Partial Text: Cause of death data are a critical input into debates on public health, assessment of epidemiological patterns and trends, and guidance on allocation of scarce resources for pubic health and medical care . Cause of death data for these purposes are equally important for high-income and low-income countries, but the challenge of comparable measurement is different. For high-income countries, the main task is to minimize systematic differences in assignment of causes of death over time and across populations. For developing countries, where vital registration systems are generally not complete, and progress toward higher levels of coverage and certification has been unacceptably slow, the challenge is how to make better use of alternative cause-of-death measurement approaches to reliably estimate population-level mortality patterns. This paper presents a new method for assigning causes of death based on an interview of members of the decedent’s household.
From a validation cause-of-death dataset for each variable included in the VA instrument (henceforth called symptoms), we can calculate the probability of household members responding in each response category for each cause of death. To simplify the explanation, let us assume all items in the VA instrument are dichotomous. Let Sij be the probability that household members say yes to symptom i for cause of death j. If one considers symptom i like a diagnostic test, Sij is the sensitivity of symptom i for disease j. Note that unlike most of the literature on VA, we are not referring to the sensitivity of the entire VA instrument subject to physician review, but rather to sensitivity of a single symptom in the instrument.
Table 1 provides the Sij values from the China VA study for the 47 main symptoms. We have excluded from this analysis information on the duration of symptoms. We undertook extensive analysis using symptom duration data as further Sij values, but this did not improve the performance of the method over and above inclusion of just the symptoms.
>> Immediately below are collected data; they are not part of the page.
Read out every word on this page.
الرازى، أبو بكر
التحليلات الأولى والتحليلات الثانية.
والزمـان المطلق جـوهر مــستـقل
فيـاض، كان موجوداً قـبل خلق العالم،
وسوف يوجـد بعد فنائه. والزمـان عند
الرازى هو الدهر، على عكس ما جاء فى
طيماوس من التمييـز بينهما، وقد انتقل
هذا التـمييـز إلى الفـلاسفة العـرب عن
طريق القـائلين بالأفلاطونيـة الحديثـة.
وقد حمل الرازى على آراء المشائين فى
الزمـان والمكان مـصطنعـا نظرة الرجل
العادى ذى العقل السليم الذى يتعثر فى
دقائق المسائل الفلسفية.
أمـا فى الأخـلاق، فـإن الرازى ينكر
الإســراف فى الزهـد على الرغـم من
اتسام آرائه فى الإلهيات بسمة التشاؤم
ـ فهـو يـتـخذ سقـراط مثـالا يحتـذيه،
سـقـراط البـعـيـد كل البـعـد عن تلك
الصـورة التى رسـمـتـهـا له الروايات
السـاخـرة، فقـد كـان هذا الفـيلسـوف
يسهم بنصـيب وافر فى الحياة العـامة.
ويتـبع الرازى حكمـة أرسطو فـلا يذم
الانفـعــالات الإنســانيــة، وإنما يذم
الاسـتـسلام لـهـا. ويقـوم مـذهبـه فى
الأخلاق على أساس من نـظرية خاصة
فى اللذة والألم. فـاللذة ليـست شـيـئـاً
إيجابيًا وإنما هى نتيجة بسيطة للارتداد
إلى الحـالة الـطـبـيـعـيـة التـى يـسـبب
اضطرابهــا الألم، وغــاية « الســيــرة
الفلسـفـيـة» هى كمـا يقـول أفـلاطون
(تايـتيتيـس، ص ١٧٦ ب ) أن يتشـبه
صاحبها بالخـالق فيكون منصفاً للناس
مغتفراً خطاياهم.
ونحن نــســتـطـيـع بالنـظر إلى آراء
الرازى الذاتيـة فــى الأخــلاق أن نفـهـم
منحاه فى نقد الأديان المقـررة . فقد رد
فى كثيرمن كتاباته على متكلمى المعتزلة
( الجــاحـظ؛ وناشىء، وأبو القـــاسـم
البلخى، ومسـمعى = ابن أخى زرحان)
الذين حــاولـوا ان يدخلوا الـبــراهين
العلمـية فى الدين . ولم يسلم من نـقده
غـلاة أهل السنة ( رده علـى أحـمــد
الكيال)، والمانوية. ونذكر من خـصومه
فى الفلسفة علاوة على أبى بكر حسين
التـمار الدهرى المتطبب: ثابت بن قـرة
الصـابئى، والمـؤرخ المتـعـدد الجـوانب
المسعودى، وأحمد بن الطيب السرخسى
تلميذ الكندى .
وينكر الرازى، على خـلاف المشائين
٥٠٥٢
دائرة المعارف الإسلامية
We can think of each entry in the table as the properties of the symptom (row) for the cause of death (column). For example, the entry at the fifth row and third column is 44%, meaning that 44% of VA respondents for deaths from lower respiratory infections responded yes when asked if the deceased wheezed. There is clearly considerable information content in the individual symptoms even without information on the sequencing, duration, and clustering of symptoms. There is also clear evidence that, like any survey instrument, there is a significant background noise for each symptom. Injuries, whose occurrence can be expected to be uncorrelated with many symptoms, provide insight into these background rates. For example, among deaths due to injuries, 21% of household members reported fever, 21% poor appetite, 17% weight loss, and 15% skin disease; only 73% reported that the decedent suffered an injury. The latter surprising finding has also been observed in South Africa . Some symptoms, which medical knowledge would suggest are highly specific such as paralysis on one side, are present for more than 10% of decedents for seven of 27 causes, suggesting that this symptom has a different cultural interpretation in China.
Overall, the SP method does remarkably well. At the population level, it provides more accurate estimates of cause-specific mortality fractions than PCVA; indeed, at least in China, PCVA is not a viable method for estimating the cause composition of mortality at the population level. At the individual level, it clearly outperforms PCVA in assigning causes of death to individual responses, using the same information. The difference is most striking when the two strategies are not allowed access to information from household recall of medical records, which is the test most relevant to implementing verbal autopsy in a resource-poor setting. Based on this analysis of data from China, the superiority of the SP method for estimating CSMFs and assigning causes of death at the individual level does not appear to be affected by changing the background cause of death composition in the population sample. In contrast, in China PCVA appears to be extremely sensitive to the availability of household recall of medical records.